El médico gruñó y se giró de costado, provocando un movimiento repentino del columpio. Se movió varias veces, sin dejar de roncar. Estiró la pierna derecha, tocó con el pie una gruesa rama de un matorral, el columpio se sacudió de lado y el buen doctor cayó al suelo de la terraza. Hizo una mueca y tosió cuando se golpeó la cabeza contra el suelo de madera, con el pie derecho enredado en la cuerda del columpio, y a continuación siguió roncando. Jake empezó a acercársele instintivamente, pero se detuvo cuando comprendió que seguía ileso y dormido.
—¡Déjalo! —ordenó Lucien entre carcajadas, al tiempo que arrojaba un cubito de hielo, que casi le dio al médico en la cabeza.
El segundo cubito aterrizó exactamente en la punta de su nariz.
—¡Un disparo perfecto! —exclamó Lucien a carcajada limpia—. ¡Despierta, borracho!
Jake empezó a descender por los peldaños en dirección a su coche mientras oía las carcajadas e insultos que su ex jefe dirigía al doctor W. T. Bass, psiquiatra, testigo de la defensa.

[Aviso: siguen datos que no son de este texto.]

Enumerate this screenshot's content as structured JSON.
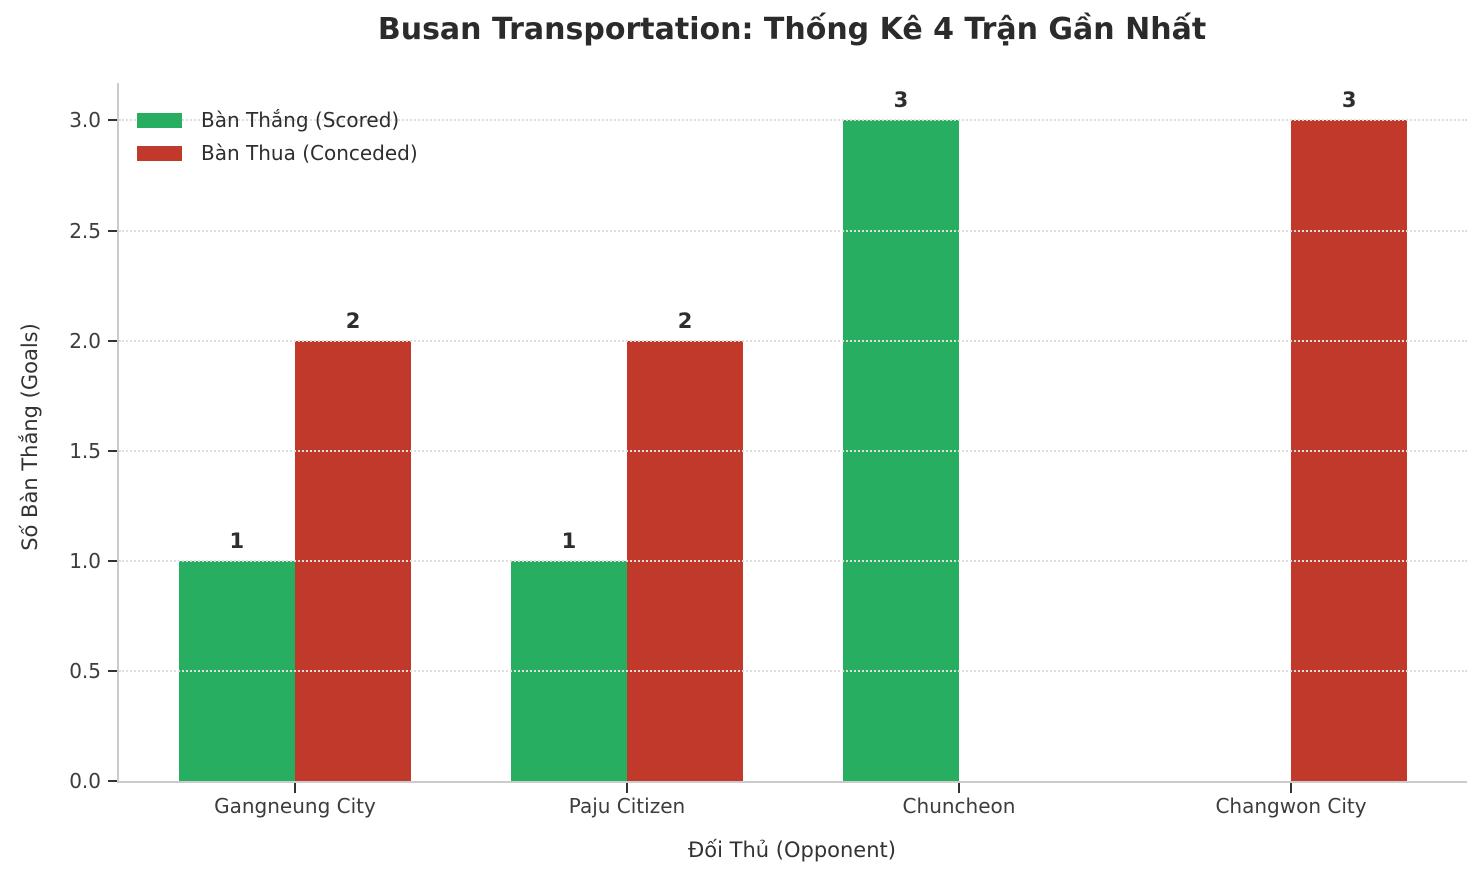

El agente DeWayne Looney abandonó el hospital con muletas y, acompañado de su esposa y de sus tres hijos, se dirigió en coche a las dependencias de la policía, donde el sheriff, los demás agentes, reservistas y un grupo de amigos le esperaban con un pastel y pequeños regalos. De ahora en adelante trabajaría como telefonista, con el mismo rango y salario.